Behaviour recognition technology by multimodal AI
Application example for COVID-19 measures
What is behaviour recognition technology that utilizes multimodal AI technology?
The word “modal” means the type of information fed to AI (video, sound, text, etc.), and “multi-modal” AI refers to AI that uses different types of input information. Behaviour recognition is a technology for detecting and grasping human behaviour from the input modal, and it can be used in various business situations such as detecting dangerous behaviour and issuing an alert. In addition, images are mainly used as input information and it became possible to extract information such as “position of objects reflected in images” and “positions of human skeletons “with an advanced AI technology. NTT DATA regards the various information extracted as modal and feeds it to multimodal AI by combining modals obtained in other formats such as sound in order to develop behaviour recognition technology to grasp more detailed behaviour such as “when”, “where”, and “what”.
COVID-19 measures utilizing multimodal AI technology
One of the measures against COVID-19 in offices is cleaning of shared items in conference rooms and operation rooms. Since cleaning work must be performed immediately after each use, the operation is performed ideally by the user himself/herself rather than a specialized cleaning personnel, which may result in insufficient cleaning.

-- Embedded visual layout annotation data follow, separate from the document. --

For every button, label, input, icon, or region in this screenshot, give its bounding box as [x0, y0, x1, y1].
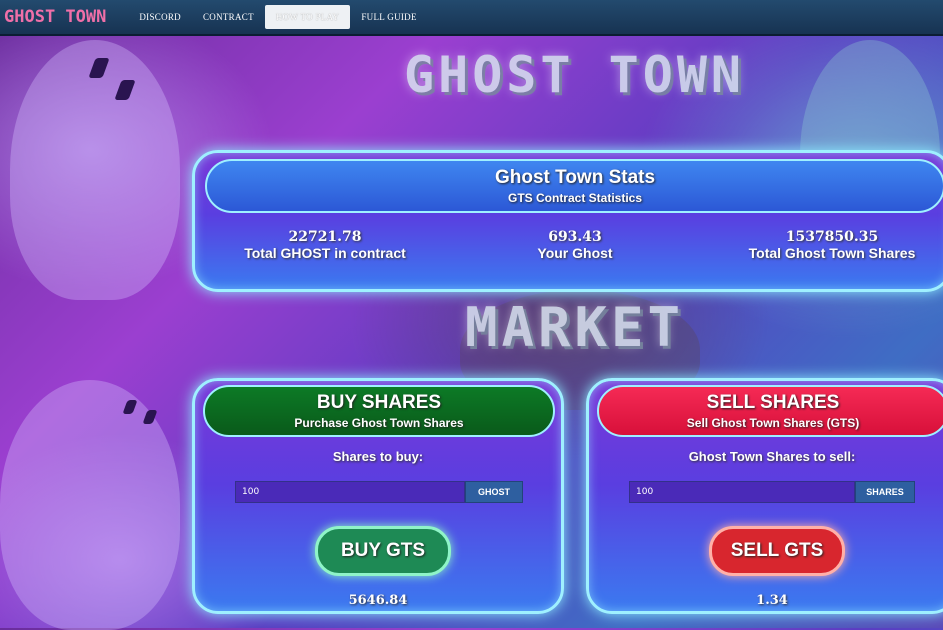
buy-panel: BUY SHARES Purchase Ghost Town Shares Sh… — [192, 378, 564, 614]
buy-field-label: Shares to buy: — [332, 449, 424, 464]
sell-input-group: SHARES — [629, 481, 915, 503]
buy-result-value: 5646.84 — [348, 593, 408, 608]
buy-subtitle: Purchase Ghost Town Shares — [294, 416, 464, 430]
stats-title: Ghost Town Stats — [494, 167, 656, 188]
buy-amount-input[interactable] — [235, 481, 465, 503]
stats-panel: Ghost Town Stats GTS Contract Statistics… — [192, 150, 943, 292]
stat-total-ghost: 22721.78 Total GHOST in contract — [225, 229, 425, 261]
sell-gts-button[interactable]: SELL GTS — [709, 526, 845, 576]
stat-label: Total GHOST in contract — [244, 245, 406, 261]
stat-label: Total Ghost Town Shares — [748, 245, 916, 261]
stat-value: 693.43 — [548, 229, 602, 245]
stat-label: Your Ghost — [537, 245, 613, 261]
nav-discord[interactable]: DISCORD — [128, 5, 192, 29]
stat-total-shares: 1537850.35 Total Ghost Town Shares — [727, 229, 937, 261]
nav-contract[interactable]: CONTRACT — [192, 5, 265, 29]
sell-header: SELL SHARES Sell Ghost Town Shares (GTS) — [597, 385, 943, 437]
brand-logo[interactable]: GHOST TOWN — [4, 7, 106, 27]
buy-input-group: GHOST — [235, 481, 523, 503]
nav-how-to-play[interactable]: HOW TO PLAY — [264, 5, 351, 29]
stat-your-ghost: 693.43 Your Ghost — [485, 229, 665, 261]
sell-amount-input[interactable] — [629, 481, 855, 503]
stat-value: 1537850.35 — [785, 229, 879, 245]
stat-value: 22721.78 — [288, 229, 362, 245]
buy-header: BUY SHARES Purchase Ghost Town Shares — [203, 385, 555, 437]
shares-addon: SHARES — [855, 481, 915, 503]
buy-gts-button[interactable]: BUY GTS — [315, 526, 451, 576]
sell-field-label: Ghost Town Shares to sell: — [688, 449, 856, 464]
stats-header: Ghost Town Stats GTS Contract Statistics — [205, 159, 943, 213]
background-ghost-left — [10, 40, 180, 300]
sell-title: SELL SHARES — [706, 392, 840, 413]
sell-subtitle: Sell Ghost Town Shares (GTS) — [686, 416, 860, 430]
banner-title: GHOST TOWN — [404, 46, 746, 104]
navbar: GHOST TOWN DISCORD CONTRACT HOW TO PLAY … — [0, 0, 943, 36]
ghost-addon: GHOST — [465, 481, 523, 503]
nav-full-guide[interactable]: FULL GUIDE — [350, 5, 427, 29]
market-title: MARKET — [465, 296, 685, 359]
buy-title: BUY SHARES — [316, 392, 442, 413]
stats-subtitle: GTS Contract Statistics — [507, 191, 643, 205]
sell-panel: SELL SHARES Sell Ghost Town Shares (GTS)… — [586, 378, 943, 614]
sell-result-value: 1.34 — [756, 593, 788, 608]
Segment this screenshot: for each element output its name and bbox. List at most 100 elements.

In order to solve this problem, behaviour recognition method to automatically detect whether the item is cleaned or not by detecting used items and cleaned items from the video and issuing alerts to users and office managers is developed. In order to detect the presence or absence of cleaning omissions, in addition to information on what a person is doing, information on which items is used is required. In order to achieve this, technology was developed to extract information on the position of users and items based on AI that inputs images in the first step, and in the second step, to grasp the mutual relationship between users and items using multimodal AI that inputs the position information of users and items along with the images. The below images show results of actual detection of the used item which was not cleaned. The part surrounded by the frame is the detection result of the position of the user or the item, and the line connecting the user and the item is the detection result of the mutual relationships of what action is to be performed on what item. In addition, the used item is framed in red while the cleaned item is framed in green. In this example, the frame of the chair remains red meaning it was not cleaned and cleaning omission was detected.
As an example of the development of behaviour recognition technology utilizing multimodal AI, other than the above-mentioned scenario, it is possible to detect public nuisance act by identifying the person who talks loudly in public from the combination of video and sound modals.
NTT DATA establishes a modal selection method according to the content of behaviour recognition, which requires different requirements for each operation, and a method for constructing multimodal AI using that input and it also proceeds with methodology development of system including device and terminal for the actual AI operation. Going forward, NTT DATA will continue to develop technology to meet the various needs of the business operation and respond swiftly.